Just as the code in Task 1, we first get the bounding box of the triangle. Then for pixels in the box, we calculate the barycentric coordinates of this pixel (α,β,γ)

With the coordinates of the center of gravity about the three points, we can get the color of this point by weighting.

Part 5: "Pixel sampling" for texture mapping

Implement texture mapping, including nearest sampling and billear sampling

The top left corner is nearest sampling with supersample 1, the bottom left corner is bilinear sampling with supersample 16, the top right corner is nearest sampling with supersample 16, and the bottom right corner is bilinear sampling with supersample 16. We can find that in the case of this thin bar, nearest sampling leads to undersampling and discontinuities. This situation is improved if bilinear sampling is used. If supersampling is added, this situation can also be directly improved due to the direct increase of the sampling value.
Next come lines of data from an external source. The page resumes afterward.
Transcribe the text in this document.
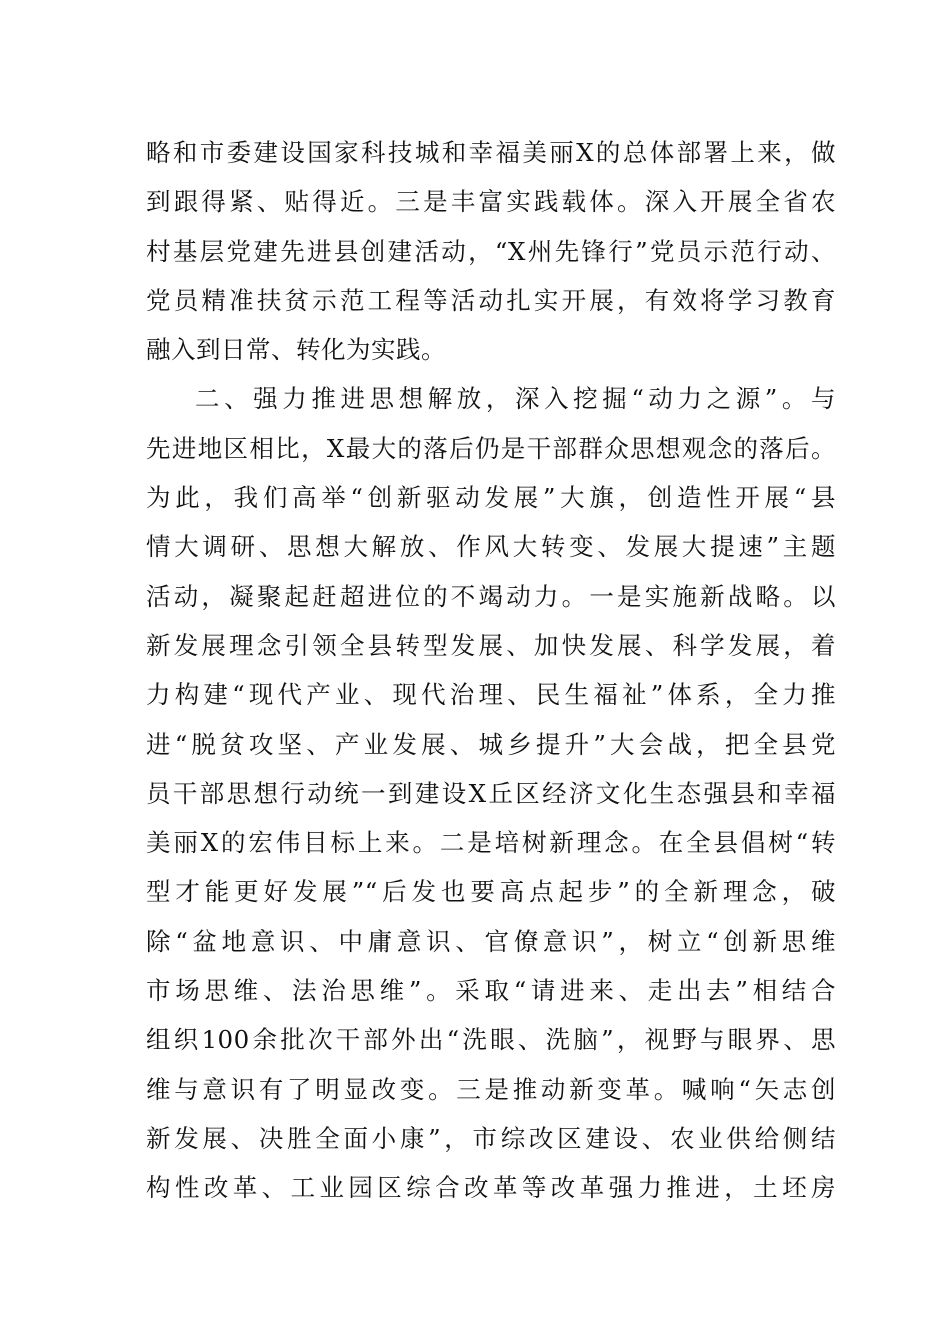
略和市委建设国家科技城和幸福美丽X的总体部署上来，做
到跟得紧、贴得近。三是丰富实践载体。深入开展全省农
村基层党建先进县创建活动，“X州先锋行”党员示范行动、
党员精准扶贫示范工程等活动扎实开展，有效将学习教育
融入到日常、转化为实践。
二、强力推进思想解放，深入挖掘“动力之源”。与
先进地区相比，X最大的落后仍是干部群众思想观念的落后。
为此，我们高举“创新驱动发展”大旗，创造性开展“县
情大调研、思想大解放、作风大转变、发展大提速”主题
活动，凝聚起赶超进位的不竭动力。一是实施新战略。以
新发展理念引领全县转型发展、加快发展、科学发展，着
力构建“现代产业、现代治理、民生福祉”体系，全力推
进“脱贫攻坚、产业发展、城乡提升”大会战，把全县党
员干部思想行动统一到建设X丘区经济文化生态强县和幸福
美丽X的宏伟目标上来。二是培树新理念。在全县倡树“转
型才能更好发展”“后发也要高点起步”的全新理念，破
除“盆地意识、中庸意识、官僚意识”，树立“创新思维
市场思维、法治思维”。采取“请进来、走出去”相结合
组织100余批次干部外出“洗眼、洗脑”，视野与眼界、思
维与意识有了明显改变。三是推动新变革。喊响“矢志创
新发展、决胜全面小康”，市综改区建设、农业供给侧结
构性改革、工业园区综合改革等改革强力推进，土坯房
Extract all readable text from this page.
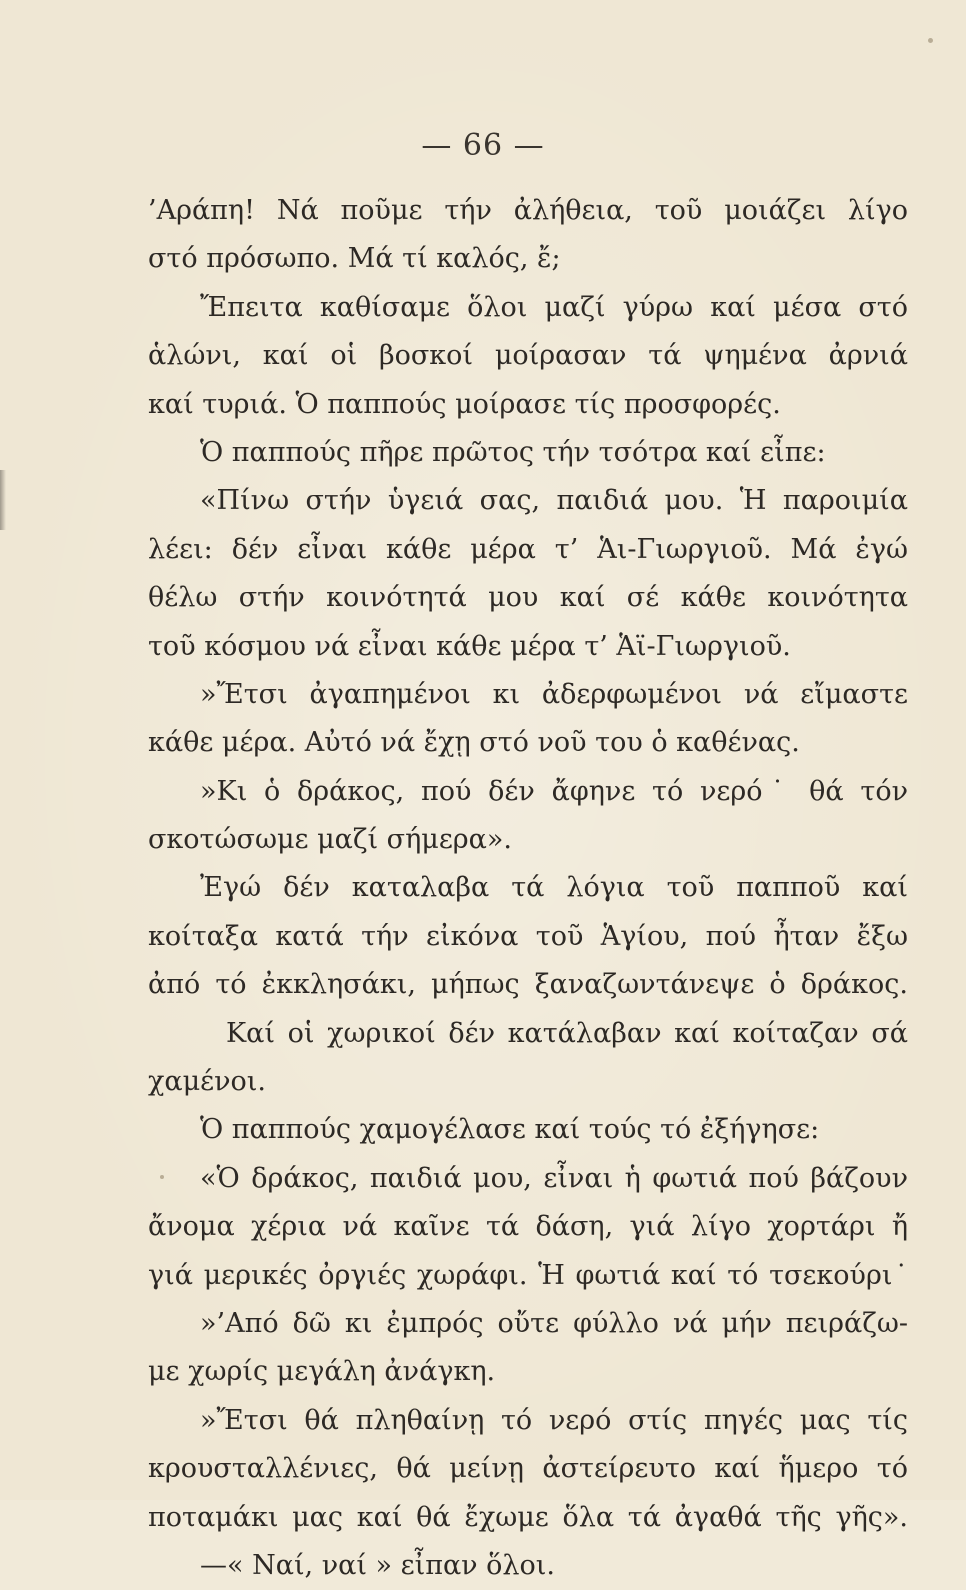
— 66 —
’Αράπη! Νά ποῦμε τήν ἀλήθεια, τοῦ μοιάζει λίγο
στό πρόσωπο. Μά τί καλός, ἔ;
Ἔπειτα καθίσαμε ὅλοι μαζί γύρω καί μέσα στό
ἁλώνι, καί οἱ βοσκοί μοίρασαν τά ψημένα ἀρνιά
καί τυριά. Ὁ παππούς μοίρασε τίς προσφορές.
Ὁ παππούς πῆρε πρῶτος τήν τσότρα καί εἶπε:
«Πίνω στήν ὑγειά σας, παιδιά μου. Ἡ παροιμία
λέει: δέν εἶναι κάθε μέρα τ’ Ἁι-Γιωργιοῦ. Μά ἐγώ
θέλω στήν κοινότητά μου καί σέ κάθε κοινότητα
τοῦ κόσμου νά εἶναι κάθε μέρα τ’ Ἁϊ-Γιωργιοῦ.
»Ἔτσι ἀγαπημένοι κι ἀδερφωμένοι νά εἴμαστε
κάθε μέρα. Αὐτό νά ἔχῃ στό νοῦ του ὁ καθένας.
»Κι ὁ δράκος, πού δέν ἄφηνε τό νερό˙ θά τόν
σκοτώσωμε μαζί σήμερα».
Ἐγώ δέν καταλαβα τά λόγια τοῦ παπποῦ καί
κοίταξα κατά τήν εἰκόνα τοῦ Ἁγίου, πού ἦταν ἔξω
ἀπό τό ἐκκλησάκι, μήπως ξαναζωντάνεψε ὁ δράκος.
Καί οἱ χωρικοί δέν κατάλαβαν καί κοίταζαν σά
χαμένοι.
Ὁ παππούς χαμογέλασε καί τούς τό ἐξήγησε:
«Ὁ δράκος, παιδιά μου, εἶναι ἡ φωτιά πού βάζουν
ἄνομα χέρια νά καῖνε τά δάση, γιά λίγο χορτάρι ἤ
γιά μερικές ὀργιές χωράφι. Ἡ φωτιά καί τό τσεκούρι˙
»’Από δῶ κι ἐμπρός οὔτε φύλλο νά μήν πειράζω-
με χωρίς μεγάλη ἀνάγκη.
»Ἔτσι θά πληθαίνῃ τό νερό στίς πηγές μας τίς
κρουσταλλένιες, θά μείνῃ ἀστείρευτο καί ἥμερο τό
ποταμάκι μας καί θά ἔχωμε ὅλα τά ἀγαθά τῆς γῆς».
—« Ναί, ναί » εἶπαν ὅλοι.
Part 6: "Level sampling" with mipmaps for texture mapping

We use the reference output images given for 01_degenerate_square1.svg file in hardcore folder to show performance for four different combinations, because this texture has details on different levels. From left to right, from top to bottom, they are respectively L_ZERO and P_NEAREST, L_ZERO and P_LINEAR, L_NEAREST and P_NEAREST, L_NEAREST and P_LINEAR.

We can see that only sampling on level 0 results in a moiré pattern appearing along the diagonal. The results obtained using P_LINEAR during sampling are smoother compared to P_NEAREST, but there is not a significant improvement. However, using the level sampling method noticeably improves the moiré pattern.